After a couple hours of obnoxiousness, I was properly sedated with the help of a valuum and ¾ bottle of whiskey to get me straight through to Chumphon. Next thing I knew, I woke up on the picnic bench at the pier. Shook my head and made my way to the ferry. Once aboard the only way I could think to postpone the inevitable was a sandwich and a couple more beers in the sun.
Koh Tao appeared on the horizon. My third time in the Thai Islands and finally I was going to see what all the hype was about. So many people I’ve talked to stress how great Koh Tao is and how it’s their favorite island. I knew it was a beautiful island, as they all are in their own right, but upon closer inspection nothing really appeared different. I mean, all the islands are expensive compared to the north of Thailand, geared towards that picturesque beach haven and partying. Not that I’m opposed to either of those, the main difference I noticed was the Koh Tao pub crawl shirts are obtained here opposed to the full moon shirts on Koh Phangan (seen floating all over Southeast Asia).
I was primarily here for the one thing Koh Tao is known for more than the other islands… diving and attaining a diving license as cheap as possible. It really depends on what you’re looking for, quality or price point. Like most situations you get what you pay for and I was going for price point. I booked a course at Coral Grand Divers for 8500 Baht, about 300 dollars, give or take. It included accommodation thankfully, training in the pool and 4 open water dives. First things first, I was shown to my room and my face had a brief meeting with the pillow.
Gathering in the evening we were split into groups, assigned instructors and worst of all, given textbooks. I’m a terrible student and never really planned on being back in a school setting. A few chapters of ‘homework’ were assigned to read over and we were to meet at 8am to commence training. Off to the High Bar for me to get in the zone and ‘study’. On the far side of the island, an hour and a half walk and up on a perch sat the High Bar, looking out at the island below. Also selling the usual things expected at such an establishment.
We fitted our gear and headed for the pool. 6 hours of training. What started off exciting began to draw on through the afternoon as we practiced skills and hand signals. I knew all this was necessary, but anxiousness what setting in to just get in the open water.
Destination: Mango Bay
The time had come. Our gear loaded, we were taxied out to the boat. Mango Bay came into sight as we came around the north side of the island. I had confidence in my instructor and myself, but a twinge of nervousness remained. Like when bungee jumping, I put confidence in the cord. I also don’t usually see a couple snap first. Here though, one BCD unit had to be replaced last minute for inflation problems along with a few regulators and gauges. Once again you get what you pay for. Problems averted, it was time to James Bond into the water. Roll backward, holding the regulator in and your goggles on, you hit the water. A quick shock, I gathered my bearings and surfaced. The warmth of the tropical waters was soothing. We performed the decent check and began our decline.
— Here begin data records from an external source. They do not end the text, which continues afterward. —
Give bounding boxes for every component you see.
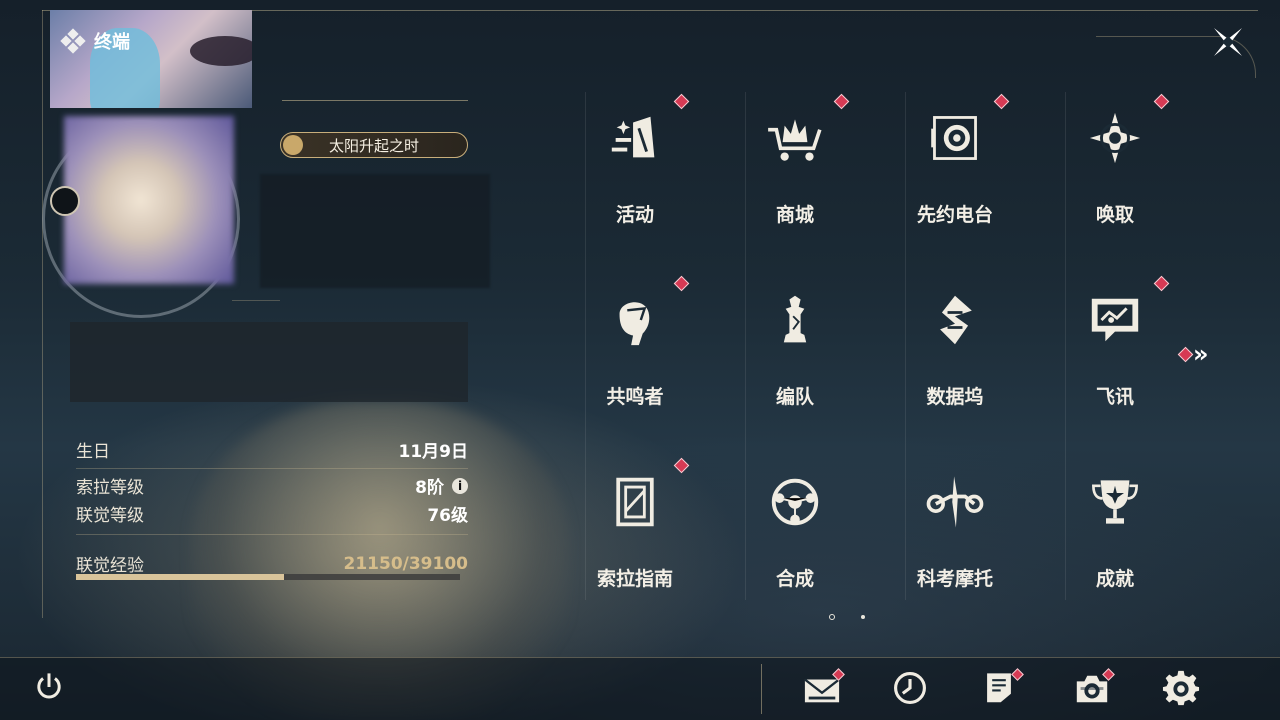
stat-value: 76级 xyxy=(427,506,468,526)
menu-tile-label: 共鸣者 xyxy=(606,386,664,408)
title-tag-label: 太阳升起之时 xyxy=(328,136,419,155)
exp-progress-fill xyxy=(76,574,284,580)
chess-team-icon xyxy=(757,282,833,358)
notes-icon[interactable] xyxy=(982,668,1024,710)
menu-tile-label: 唤取 xyxy=(1095,204,1134,226)
menu-tile-motorcycle[interactable]: 科考摩托 xyxy=(875,456,1035,606)
function-grid: 活动 商城 先约电台 唤取共鸣者 编队 数据坞 飞讯索拉指南 合成 科考摩托 成就 xyxy=(555,92,1195,600)
stat-label: 生日 xyxy=(76,442,110,462)
close-icon[interactable] xyxy=(1210,24,1246,60)
menu-tile-label: 数据坞 xyxy=(926,386,984,408)
bottom-divider xyxy=(761,664,762,714)
menu-tile-data-dock[interactable]: 数据坞 xyxy=(875,274,1035,424)
menu-tile-gacha-compass[interactable]: 唤取 xyxy=(1035,92,1195,242)
guide-icon xyxy=(597,464,673,540)
notification-badge xyxy=(673,93,690,110)
motorcycle-icon xyxy=(917,464,993,540)
terminal-icon xyxy=(60,28,86,54)
power-icon[interactable] xyxy=(32,670,72,710)
menu-tile-trophy[interactable]: 成就 xyxy=(1035,456,1195,606)
gacha-compass-icon xyxy=(1077,100,1153,176)
page-title: 终端 xyxy=(94,32,130,53)
notification-badge xyxy=(1153,275,1170,292)
avatar[interactable] xyxy=(64,116,234,284)
title-emblem-icon xyxy=(283,135,303,155)
notification-badge xyxy=(1153,93,1170,110)
exp-value: 21150/39100 xyxy=(343,553,469,574)
terminal-header: 终端 xyxy=(60,28,130,54)
menu-tile-label: 飞讯 xyxy=(1095,386,1134,408)
double-chevron-right-icon: » xyxy=(1193,340,1209,368)
signature-redacted[interactable] xyxy=(70,322,468,402)
synthesis-icon xyxy=(757,464,833,540)
stat-label: 联觉等级 xyxy=(76,506,144,526)
menu-tile-label: 合成 xyxy=(775,568,814,590)
chat-icon xyxy=(1077,282,1153,358)
camera-icon[interactable] xyxy=(1073,668,1115,710)
stat-birthday: 生日 11月9日 xyxy=(76,437,468,462)
name-divider xyxy=(282,100,468,101)
menu-tile-radio[interactable]: 先约电台 xyxy=(875,92,1035,242)
menu-tile-event[interactable]: 活动 xyxy=(555,92,715,242)
menu-tile-guide[interactable]: 索拉指南 xyxy=(555,456,715,606)
resonator-icon xyxy=(597,282,673,358)
menu-tile-synthesis[interactable]: 合成 xyxy=(715,456,875,606)
menu-tile-label: 活动 xyxy=(615,204,654,226)
menu-tile-label: 先约电台 xyxy=(916,204,993,226)
trophy-icon xyxy=(1077,464,1153,540)
menu-tile-label: 成就 xyxy=(1095,568,1134,590)
menu-tile-label: 商城 xyxy=(775,204,814,226)
stat-sola-level: 索拉等级 8阶 i xyxy=(76,473,468,498)
settings-gear-icon[interactable] xyxy=(1162,670,1202,710)
info-icon[interactable]: i xyxy=(452,477,468,494)
notification-badge xyxy=(673,275,690,292)
menu-tile-chat[interactable]: 飞讯 xyxy=(1035,274,1195,424)
stat-value: 8阶 xyxy=(415,478,444,498)
menu-tile-label: 编队 xyxy=(775,386,814,408)
menu-tile-label: 科考摩托 xyxy=(916,568,993,590)
radio-icon xyxy=(917,100,993,176)
notification-badge xyxy=(1177,346,1194,362)
menu-tile-shop-crown[interactable]: 商城 xyxy=(715,92,875,242)
notification-badge xyxy=(673,457,690,474)
menu-tile-chess-team[interactable]: 编队 xyxy=(715,274,875,424)
title-tag[interactable]: 太阳升起之时 xyxy=(280,132,468,158)
avatar-edit-icon[interactable] xyxy=(50,186,80,216)
mail-icon[interactable] xyxy=(803,668,845,710)
page-indicator-dot[interactable] xyxy=(829,614,835,620)
player-name-redacted xyxy=(260,174,490,288)
stat-label: 索拉等级 xyxy=(76,478,144,498)
exp-progress-bar xyxy=(76,574,460,580)
notification-badge xyxy=(833,93,850,110)
page-indicator-dot[interactable] xyxy=(861,615,865,619)
next-page-button[interactable]: » xyxy=(1177,340,1209,368)
data-dock-icon xyxy=(917,282,993,358)
stat-value: 11月9日 xyxy=(398,442,469,462)
stat-union-level: 联觉等级 76级 xyxy=(76,501,468,526)
divider xyxy=(76,468,468,469)
menu-tile-resonator[interactable]: 共鸣者 xyxy=(555,274,715,424)
notification-badge xyxy=(993,93,1010,110)
stat-union-exp: 联觉经验 21150/39100 xyxy=(76,551,469,577)
divider xyxy=(76,534,468,535)
frame-left-line xyxy=(42,10,43,618)
profile-banner[interactable] xyxy=(50,10,252,108)
clock-icon[interactable] xyxy=(892,670,932,710)
shop-crown-icon xyxy=(757,100,833,176)
menu-tile-label: 索拉指南 xyxy=(596,568,673,590)
divider xyxy=(232,300,280,301)
exp-label: 联觉经验 xyxy=(76,556,144,576)
event-icon xyxy=(597,100,673,176)
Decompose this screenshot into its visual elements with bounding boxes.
My head became submerged as I took my first few breaths underwater. Following the rope down adjusting the pressure in my ears every meter or so, a euphoric feeling came over me. I looked up to see 6 meters of water over me and the sun beaming through. I was actually underwater. The weightlessness was like nothing I’ve ever felt, but it’s not just that. This was access to a whole new world. One I’d only imagined exploring a couple years ago. Now finally, by the end of tomorrow I would have my scuba diving license. Focusing on my breathing, sounding a bit like Darth Vader through the regulator, we leisurely swam around getting used to our temporary environment, and for me, these damn flippers. I’d never even snorkeled before this.
Unfortunately unable to bring my GoPro until I was licensed, we spotted 2 seahorses, the last thing I expected to see. I didn’t realize how small they would be, but so ancient and majestic looking. This was only dive one, I was hooked. Chumphon Pinnacle, White Rock and Southwest Pinnacle were the other dive sites being able to go to the full 18 meters. Throughout these spotting: giant grouper, pufferfish, triggerfish, giant barracuda and a blue spotted stingray just to name a few. The coral captivating, like an ancient petrified forest. The schools of fish were entrancing as they swirled, the sun glistening off their scales. The tranquility was a high in itself, slowly gliding through water, rising or sinking with the air in your lungs. A feeling I now have a longing for.